Und so wurden aus dem Klub der zehn, die - wohlgemerkt: seit 2013 - im Rahmen einer sogenannten verstärkten Zusammenarbeit verhandelten, nur noch neun EU-Länder, die daran glaubten, dass diese Kapitalverkehrsteuer die Finanzmärkte stabiler machen würde.
Doch nun ist dieses totgeglaubte Gespenst von der Bundesregierung in Erfüllung des Koalitionsvertrags wieder zum Leben erweckt worden - zum Nachteil für die Anleger. Wie bei der Mehrwertsteuer ist bei der Steuer auf Finanztransaktionen oder -produkte davon auszugehen, dass sie an die Kunden weitergegeben wird. Und noch immer konnte keine Lösung präsentiert werden, wie die mit einer solchen Steuer eintretenden schädlichen Auswirkungen für die Wirtschaft und die Bürger vermieden werden können.

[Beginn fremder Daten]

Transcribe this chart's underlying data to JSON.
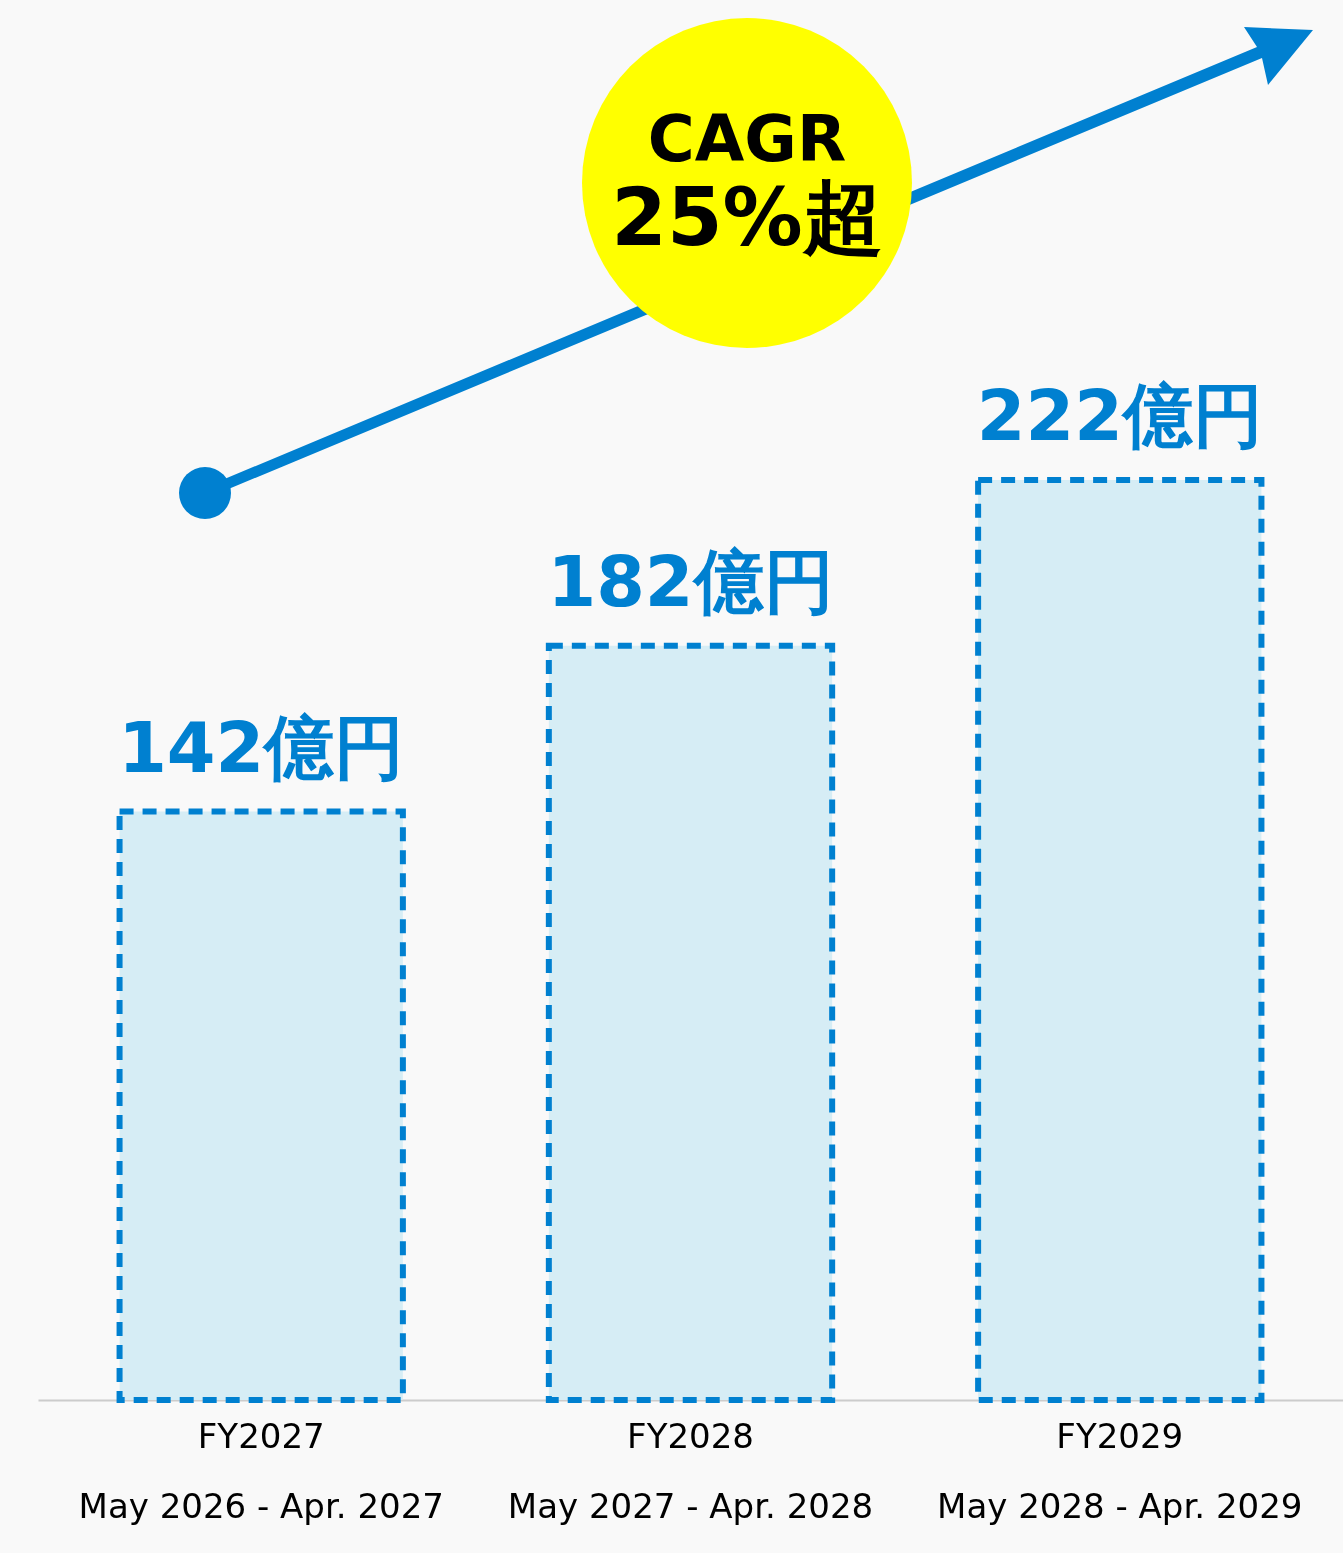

Eine Transaktionssteuer belastet Privatanleger massiv
Und die sind enorm. Zunächst für die Realwirtschaft. Die Steuer verteuert notwendige Sicherungsgeschäfte und schwächt die Wettbewerbsfähigkeit der Unternehmen in Europa. Zins-, Währungs- und Rohstoffrisiken aus Liefergeschäften werden von den Unternehmen seit Jahrzehnten mit Derivaten abgesichert. Durch die Besteuerung derartiger - nicht spekulativer - Sicherungsgeschäfte würde die Steuerung von Geschäftsrisiken deutlich teurer. Würden die Unternehmen deshalb auf Absicherungsgeschäfte verzichten, müssten sie zudem die Risiken in den Bilanzen abbilden, womit sich ihre Refinanzierungskosten erhöhen würden. Dies schwächt die Wettbewerbsfähigkeit der Unternehmen in Europa gegenüber Konkurrenten aus Ländern, deren Risikoabsicherung nicht steuerlich belastet wird. Die Unternehmensberatung Oliver Wyman schätzte in einer Studie aus dem Jahr 2013 deutschlandweit eine jährliche Gesamtbelastung von rund 2,4 bis 3,7 Milliarden Euro.
Für noch fataler halten wir aber die Auswirkungen auf die Vermögensbildung und die Altersvorsorge. Fataler nicht so sehr wegen der absoluten Belastung, sondern vor allem wegen der Signalwirkung, die von einer weiteren Steuerlast ausgeht. Wie jede Art von Umsatzsteuer wird die FTT den Letzten in der Kette belasten. Das zeigt auch ein Blick auf Italien, wo solch eine Steuer bereits eingeführt worden ist. Hier sieht jeder Privatanleger auf seiner Wertpapierabrechnung: Er muss die Zeche allein zahlen. Nahezu alle Formen der privaten Altersvorsorge und der Vermögensbildung wären von einer FTT betroffen: die Direktanlage in Aktien, Anleihen und die indirekte Vermögensbildung über Investmentfonds ebenso wie die Risiko- und kapitalbildende Lebensversicherung. Oliver Wyman kommt in oben genannter Studie auf eine jährliche Gesamtbelastung von 2,6 bis 3,6 Milliarden Euro.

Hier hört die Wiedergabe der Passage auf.